Idarubicin 10 mg/10 ml, 1, Accord

These drugs are inserted into DNA and act on an enzyme called topoisomerase II, which stops nucleic acid synthesis.
Idarubicin is a medicine used to treat the following conditions:
adults
To induce remission in untreated patients or to induce remission in patients with relapsed or refractory acute myelogenous leukemia (AML).
As a second-line therapy in patients with recurrent acute lymphocytic leukemia (ALL).
children
Acute myelogenous leukemia (AML) in combination with cytarabine to induce remission in untreated patients.
As a second-line therapy in patients with acute lymphocytic leukemia (ALL).
Idarubicin can also be used in combination with other anticancer drugs.
contraindication
Idarubicin should not be used
if you are allergic (hypersensitive) to idarubicin or any of the other ingredients of this medicine;
if you are allergic to other anthracyclines or anthracenediones;
if you have severely reduced liver function;
if you have severely reduced kidney function;
if you have heart problems;
if your body does not produce enough red blood cells, white blood cells, and platelets;
if you have previously been treated with idarubicin and/or other anthracycline lines or anthracenediones;
if you are breastfeeding.
Dosage of Idarubicin Accord 10 mg/10 ml solution for injection
Always use this medicine exactly as your doctor or pharmacist has told you. Check with your doctor or pharmacist if you are not sure.
Dosage is calculated based on body surface area (mg/m 2 ).
Acute myelogenous leukemia
Adults: in acute myelogenous leukemia, the recommended dose is 12 mg/m 2 IV daily for 3 days in combination with cytarabine. Another dosing regimen that can be used for acute myelogenous leukemia, either as monotherapy or as part of combination therapy, is 8 mg/m 2 IV daily for 5 consecutive days.
Children: The recommended dose range is 10–12 mg/m 2 IV daily for 3 days in combination with cytarabine.

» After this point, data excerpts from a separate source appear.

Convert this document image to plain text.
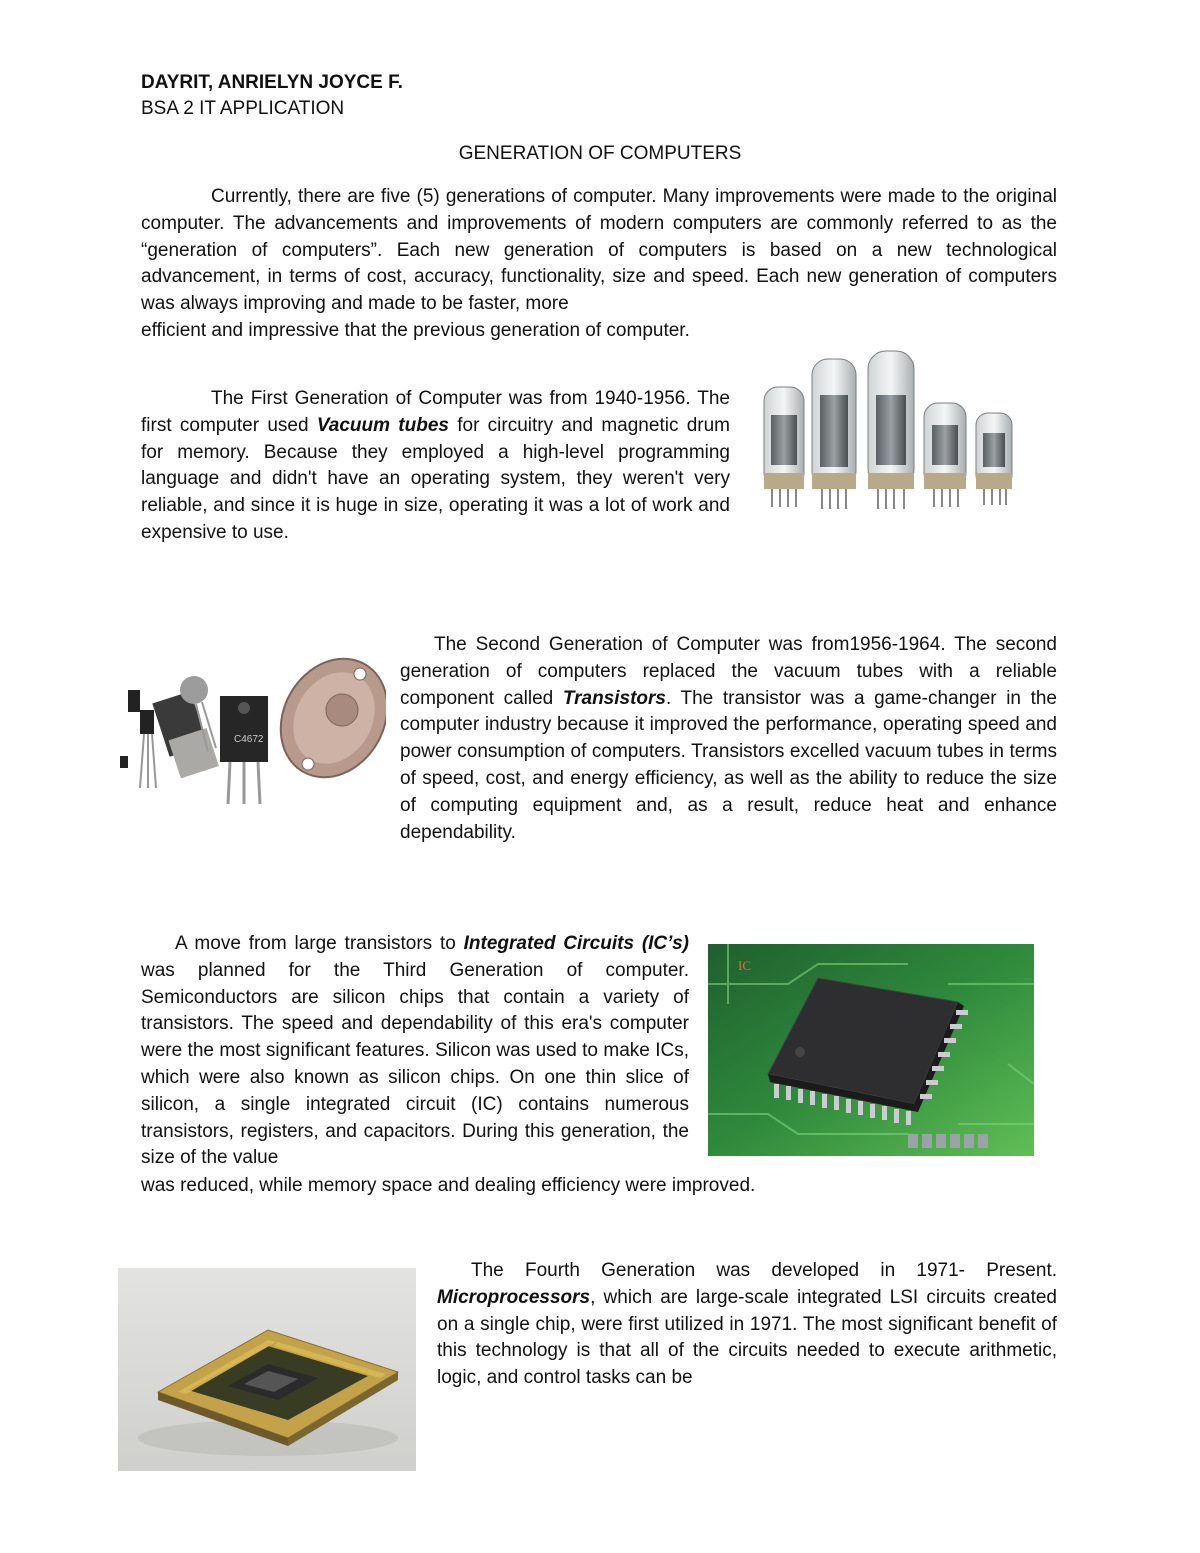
DAYRIT, ANRIELYN JOYCE F.
BSA 2 IT APPLICATION
GENERATION OF COMPUTERS

Currently, there are five (5) generations of computer. Many improvements were made to the original computer. The advancements and improvements of modern computers are commonly referred to as the “generation of computers”. Each new generation of computers is based on a new technological advancement, in terms of cost, accuracy, functionality, size and speed. Each new generation of computers was always improving and made to be faster, more

efficient and impressive that the previous generation of computer.

The First Generation of Computer was from 1940-1956. The first computer used Vacuum tubes for circuitry and magnetic drum for memory. Because they employed a high-level programming language and didn't have an operating system, they weren't very reliable, and since it is huge in size, operating it was a lot of work and expensive to use.

C4672

The Second Generation of Computer was from1956-1964. The second generation of computers replaced the vacuum tubes with a reliable component called Transistors. The transistor was a game-changer in the computer industry because it improved the performance, operating speed and power consumption of computers. Transistors excelled vacuum tubes in terms of speed, cost, and energy efficiency, as well as the ability to reduce the size of computing equipment and, as a result, reduce heat and enhance dependability.

A move from large transistors to Integrated Circuits (IC’s) was planned for the Third Generation of computer. Semiconductors are silicon chips that contain a variety of transistors. The speed and dependability of this era's computer were the most significant features. Silicon was used to make ICs, which were also known as silicon chips. On one thin slice of silicon, a single integrated circuit (IC) contains numerous transistors, registers, and capacitors. During this generation, the size of the value

was reduced, while memory space and dealing efficiency were improved.

IC

The Fourth Generation was developed in 1971- Present. Microprocessors, which are large-scale integrated LSI circuits created on a single chip, were first utilized in 1971. The most significant benefit of this technology is that all of the circuits needed to execute arithmetic, logic, and control tasks can be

Acute lymphocytic leukemia
Adults: when used as monotherapy for acute myelogenous leukemia, the recommended dose is 12 mg/m 2 IV daily for 3 days.
Children: The recommended dose as monotherapy for acute myelogenous leukemia is 10 mg/m 2 IV daily for 3 days.
These dosing regimens should take into account the patient’s blood condition and, when used in combination, the doses of other cytotoxic drugs.
If you got more than you should
Very large single doses of idarubicin can cause acute damage to the heart muscle within the first 24 hours and severely impair the production of blood cells in the bone marrow within one to two weeks.
Late onset heart failure has been observed with anthracyclines used within a few months of an overdose.
If you forgot the application
Do not use a double dose if you have forgotten the previous use.
If you have any further questions on the use of this medicine, ask your doctor or pharmacist.
patient records
Warnings and Precautions
If you have heart problems. Before starting treatment with idarubicin, cardiac function should be assessed and monitored during treatment to minimize the risk of serious damage to the heart;
if you have impaired bone marrow function and low levels of red blood cells, white blood cells, and platelets;
if you have a persistent and significant increase in the number of abnormal white blood cells in your blood. You may develop leukemia;
if you have problems with the gastrointestinal tract;
if you have liver problems;
if you have kidney problems;
This medicine may cause vomiting, sore throat, or sores in the lining of the digestive tract;
you may develop reactions at the injection site;
leakage of fluid into the surrounding tissues during the injection (extravasation) can cause pain, and extravasation can also cause severe tissue damage. If extravasation occurs, the administration of the drug should be stopped immediately;
as in the case of other cytotoxic substances, inflammation of the vascular wall with the formation of blood clots may occur;
if you have recently been vaccinated or plan to be vaccinated;
if you are a man, idarubicin can cause permanent infertility.
Idarubicin should only be administered under the supervision of a physician experienced in cytotoxic chemotherapy.
This medicine may cause urine to turn red for 1 to 2 days after ingestion.
Your blood, liver, kidneys, and heart will be checked regularly before and during your treatment with idarubicin. Infants and children appear to be more susceptible to anthracycline-induced cardiac injury. Therefore, such patients need to regularly check the function of the heart over a long period of time.
Ability to drive and use machines
Systematic studies of the effect of idarubicin on the ability to drive a car and work with mechanisms have not been conducted.